Ces inconvénients sont compensés par la liberté qui règne sur les réseaux sociaux, où les régulations et censures sont minimales — sauf dans les pays totalitaires (comme la Chine) où l’accès à certaines plateformes n’a pas besoin d’être interdit, puisqu’il est rendu techniquement impossible. Mais ailleurs, des messages et images liés au christianisme se répandent via des canaux inhabituels qui filtrent, formatent et refaçonnent ce qu’ils véhiculent. La valeur de ces nouveaux "condensés" de foi se vérifiera au fruit qu’ils porteront. Mais il semble déjà qu’ils touchent tangentiellement quantité de gens que n’atteignent pas les médias "confessionnels".

La preuve par Aleteia

Les catholiques ont donc, sur ordinateur ou portable, des tweets et des vidéos en plus de ce qu’ils avaient déjà sur papier et par la radio ou la télévision : missel et lectionnaire, homélies, réflexions, prières, témoignages et infos sur leur communauté… Benoît XVI a pris en 2012, avant sa renonciation, un compte Twitter (désormais X) : @Pontifex. Son successeur l’a repris et il est aussi sur Instagram : @franciscus. En même temps, par-delà les pratiquants et y compris parmi les plus jeunes, beaucoup semblent regarder sans a priori ces enseignements et cette apologétique d’un style nouveau — qui sont bien sûr loin d’être un privilège réservé au Pape : Aleteia le prouve, comme instrument exemplaire de soutien à la vie chrétienne et d’évangélisation.

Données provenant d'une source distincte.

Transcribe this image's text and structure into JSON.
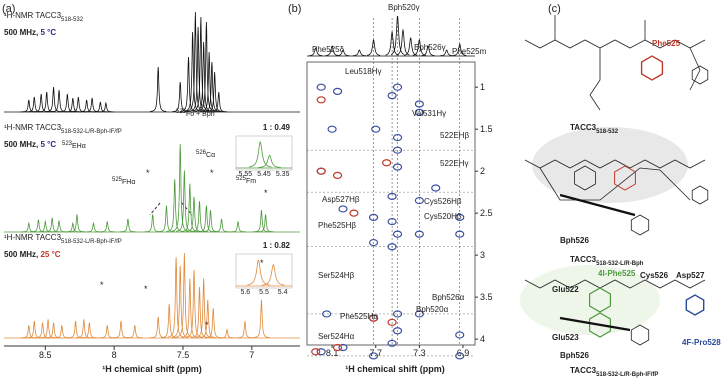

Au total, on peut dire que l’avènement du numérique et des réseaux sociaux a engendré des mutations culturelles que l’Église a adoptées pour ainsi dire spontanément. Comme toute nouveauté, celle-ci crée des risques en même temps que des opportunités, car les contenants ne sont jamais sans conditionner les contenus et peuvent les déformer. La plus grande menace est sans doute celle d’intelligences artificielles déclarées capables de produire des matériaux audio-visuels satisfaisant tous les besoins de l’âme. Car le propre du Dieu de Jésus-Christ n’est pas de combler tous les désirs (finalement médiocres) des humains, mais de leur offrir bien plus qu’ils n’osent imaginer et qu’aucun procédé ne peut réaliser — à savoir une communion pas du tout désincarnée ni virtuelle entre eux avec Lui.